Zum Beispiel könnte die Person motiviert sein, gesunde Änderungen am Lebensstil vorzunehmen, um das Risiko auszugleichen und die Krankheit zu verhindern oder zu verzögern. Oder der Gesundheitsdienstleister der Person kann früher oder häufiger mit der Früherkennung beginnen. Wenn die Krankheit auftritt, kann sie zu einem frühen Zeitpunkt diagnostiziert werden, wenn die Behandlung oft am besten funktioniert.

Theorie zu üben

Bevor dies geschehen kann, müssen jedoch einige Hürden überwunden werden, darunter:

  • Messprobleme . Gesundheitsdienstleister benötigen schnelle, valide und zuverlässige Fragebögen, um bestimmte Persönlichkeitsmerkmale zu messen. Und die Patienten müssen die Gründe für das Stellen der Fragen verstehen. Andernfalls würden sie sie wahrscheinlich als irrelevant oder aufdringlich empfinden, sagt Chapman.
  • Anbieterschulung . Anbieter von Gesundheitsleistungen, die wenig oder gar keine Kenntnisse in der Verwendung von Persönlichkeitsinformationen haben, wenden diese möglicherweise auf unangemessene Weise an.
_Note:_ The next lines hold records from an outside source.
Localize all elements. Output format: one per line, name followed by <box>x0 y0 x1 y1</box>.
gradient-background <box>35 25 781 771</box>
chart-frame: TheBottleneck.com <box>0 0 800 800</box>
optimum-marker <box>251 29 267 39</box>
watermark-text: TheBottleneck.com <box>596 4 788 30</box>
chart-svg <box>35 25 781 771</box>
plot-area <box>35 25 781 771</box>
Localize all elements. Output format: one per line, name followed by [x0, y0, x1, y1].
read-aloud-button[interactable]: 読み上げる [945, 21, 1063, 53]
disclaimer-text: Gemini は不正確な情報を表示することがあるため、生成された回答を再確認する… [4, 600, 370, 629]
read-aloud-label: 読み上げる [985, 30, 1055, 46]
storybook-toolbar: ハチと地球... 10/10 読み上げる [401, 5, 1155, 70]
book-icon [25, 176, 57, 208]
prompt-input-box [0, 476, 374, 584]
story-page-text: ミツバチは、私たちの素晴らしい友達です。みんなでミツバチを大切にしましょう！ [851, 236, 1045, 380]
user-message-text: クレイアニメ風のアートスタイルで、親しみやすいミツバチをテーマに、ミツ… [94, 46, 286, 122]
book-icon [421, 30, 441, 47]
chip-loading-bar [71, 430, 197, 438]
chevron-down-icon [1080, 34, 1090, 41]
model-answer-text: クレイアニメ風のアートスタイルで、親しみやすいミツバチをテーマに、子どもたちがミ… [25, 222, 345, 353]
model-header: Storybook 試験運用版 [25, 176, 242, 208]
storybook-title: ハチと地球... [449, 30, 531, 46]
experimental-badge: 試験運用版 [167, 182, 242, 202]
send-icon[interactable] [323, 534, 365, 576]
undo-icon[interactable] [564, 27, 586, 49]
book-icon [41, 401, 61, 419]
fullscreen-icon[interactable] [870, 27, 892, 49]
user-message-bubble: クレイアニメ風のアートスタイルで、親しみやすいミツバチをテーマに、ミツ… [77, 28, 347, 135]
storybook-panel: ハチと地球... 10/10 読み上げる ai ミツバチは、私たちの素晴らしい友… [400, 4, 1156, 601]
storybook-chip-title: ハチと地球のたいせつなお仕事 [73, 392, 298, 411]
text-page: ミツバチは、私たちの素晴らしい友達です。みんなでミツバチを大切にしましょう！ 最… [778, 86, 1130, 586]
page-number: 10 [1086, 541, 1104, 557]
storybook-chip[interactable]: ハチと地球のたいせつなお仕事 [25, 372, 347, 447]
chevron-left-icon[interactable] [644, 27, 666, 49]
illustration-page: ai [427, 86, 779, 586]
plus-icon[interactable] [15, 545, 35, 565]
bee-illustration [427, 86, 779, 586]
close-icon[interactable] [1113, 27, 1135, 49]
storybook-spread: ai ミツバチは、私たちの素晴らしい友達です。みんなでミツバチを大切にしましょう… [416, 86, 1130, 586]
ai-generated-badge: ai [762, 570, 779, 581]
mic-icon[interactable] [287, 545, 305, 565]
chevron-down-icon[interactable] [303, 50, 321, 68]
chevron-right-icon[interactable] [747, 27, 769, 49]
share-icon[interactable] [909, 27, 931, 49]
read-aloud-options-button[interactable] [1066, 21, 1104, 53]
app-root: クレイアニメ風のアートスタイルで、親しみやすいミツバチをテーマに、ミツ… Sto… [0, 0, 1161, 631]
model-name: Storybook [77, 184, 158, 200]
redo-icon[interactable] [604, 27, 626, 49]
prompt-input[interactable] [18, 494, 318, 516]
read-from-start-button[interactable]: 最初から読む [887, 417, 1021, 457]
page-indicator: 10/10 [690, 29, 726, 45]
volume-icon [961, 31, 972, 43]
Chapman sagt: „Worüber ich mir Sorgen mache, ist ein Szenario, in dem ein Leistungserbringer keinen Grund für die Präsentation der Symptome eines Patienten finden kann, aber sieht, dass der Patient einen hohen Neurotizitätswert hat. Der Anbieter sagt also einfach: “Diese Person muss ein Hypochonder sein.”
  • Patienten Einwände . Ein Großteil der Terminologie zur Beschreibung von Persönlichkeitsmerkmalen ist emotional aufgeladen. Patienten könnten durch ein Testergebnis beleidigt sein, das zeigt, dass sie wenig Gewissenhaftigkeit oder hohe Feindseligkeit aufweisen.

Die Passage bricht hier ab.